Солдаты разговаривали между собой, не обращая на нас внимания, но я почувствовал, как мама вздрогнула и напряглась всем телом, то ли повинуясь инстинкту, то ли уловив какую-то фразу из их разговора.
Она встала, прижав руку к моим губам, и на ближайшей остановке торопливо вытолкнула меня из трамвая. Едва оказавшись на тротуаре, я спросил:
— Почему мы вышли? Ведь наш дом дальше! Ты не хочешь немного прогуляться, Жозеф?
Я хотел всего, чего хотела мама, хотя едва поспевал за нею на своих семилетних ногах: ее шаг вдруг сделался быстрым и неровным.
По пути она предложила:
— Давай зайдем в гости к одной высокородной даме.
— Давай. А кто она?
— Графиня де Сюлли.
— А какого она роста?
— В каком смысле?
— Ты сказала, она высокородная…
— Я имела в виду, что она из благородных.
— Из благородных?
И мама пустилась в объяснения, что благородный — это человек высокого происхождения, очень древнего рода и что ради этого самого благородства ему следует оказывать большое уважение, и пока она мне все это объясняла, мы подошли к великолепному особняку и оказались в вестибюле, где слуги приветствовали нас поклоном.
Тут я был несколько сбит с толку, потому что женщина, которая вышла нам навстречу, совсем не соответствовала тому, что я успел вообразить: хоть она и была «древнего рода», графиня де Сюлли выглядела очень молодо и, несмотря на всю свою «высокородность» и «высокое происхождение», ростом была всего лишь чуточку больше моего.
Они с мамой о чем-то тихо и быстро переговорили между собой, затем мама поцеловала меня и велела ждать здесь, пока она не вернется.

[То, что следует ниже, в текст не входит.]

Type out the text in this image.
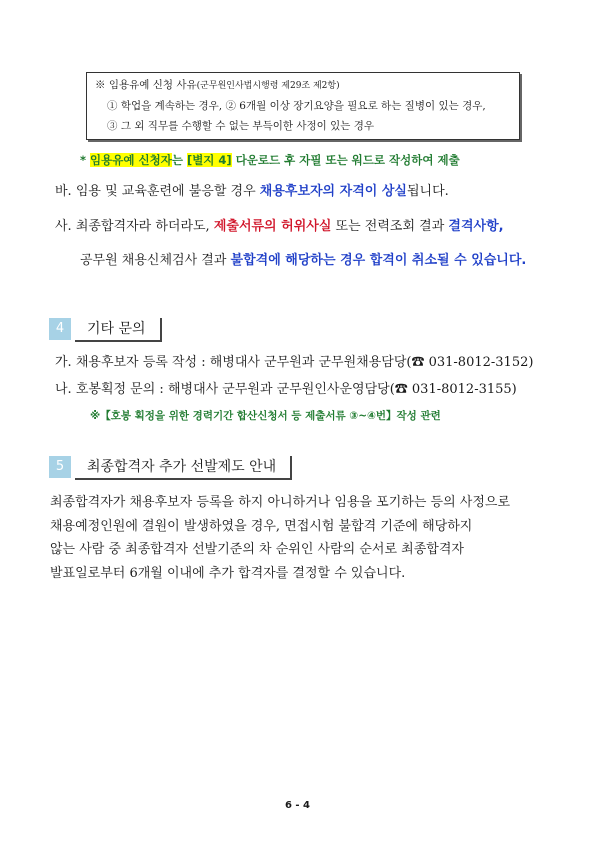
※ 임용유예 신청 사유(군무원인사법시행령 제29조 제2항)
① 학업을 계속하는 경우, ② 6개월 이상 장기요양을 필요로 하는 질병이 있는 경우,
③ 그 외 직무를 수행할 수 없는 부득이한 사정이 있는 경우
* 임용유예 신청자는 [별지 4] 다운로드 후 자필 또는 워드로 작성하여 제출
바. 임용 및 교육훈련에 불응할 경우 채용후보자의 자격이 상실됩니다.
사. 최종합격자라 하더라도, 제출서류의 허위사실 또는 전력조회 결과 결격사항,
공무원 채용신체검사 결과 불합격에 해당하는 경우 합격이 취소될 수 있습니다.
4	기타 문의
가. 채용후보자 등록 작성 : 해병대사 군무원과 군무원채용담당(☎ 031-8012-3152)
나. 호봉획정 문의 : 해병대사 군무원과 군무원인사운영담당(☎ 031-8012-3155)
※【호봉 획정을 위한 경력기간 합산신청서 등 제출서류 ③~④번】작성 관련
5	최종합격자 추가 선발제도 안내
최종합격자가 채용후보자 등록을 하지 아니하거나 임용을 포기하는 등의 사정으로
채용예정인원에 결원이 발생하였을 경우, 면접시험 불합격 기준에 해당하지
않는 사람 중 최종합격자 선발기준의 차 순위인 사람의 순서로 최종합격자
발표일로부터 6개월 이내에 추가 합격자를 결정할 수 있습니다.
6 - 4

Малорослая, молодая, обманувшая мои ожидания графиня повела меня в большую комнату, где угостила чаем с пирожными и стала играть разные мелодии на фортепиано. Впечатленный ее высокими потолками, обильным угощением и красивой музыкой, я был готов пересмотреть свое отношение к хозяйке и, удобно устроившись в глубине мягкого кресла, признал в душе, что она была и впрямь «благородной дамой».
Она перестала играть, взглянула на большие настенные часы, вздохнула и, озабоченно наморщив лоб, подошла ко мне:
— Жозеф, не знаю, поймешь ли ты то, что я сейчас тебе скажу, но наша кровь не позволяет нам скрывать от детей правду.
Если так принято у благородных, то почему она навязывает свои правила мне? Быть может, она и меня считает благородным? И как в действительности обстоит дело со мной? Благороден ли я? Может, и да… Почему бы нет? Если не обязательно быть рослым или старым, то я вполне годился.
— Жозеф, ты и твои родители подвергаетесь серьезной опасности. Твоя мама слышала в трамвае разговор об арестах в квартале, где вы живете. Она пошла предупредить твоего отца и вообще всех, кого получится. Тебя она оставила здесь, чтобы я тебя спрятала. Я надеюсь, она вернется. Вот, собственно, и все. Я действительно надеюсь, что она вернется.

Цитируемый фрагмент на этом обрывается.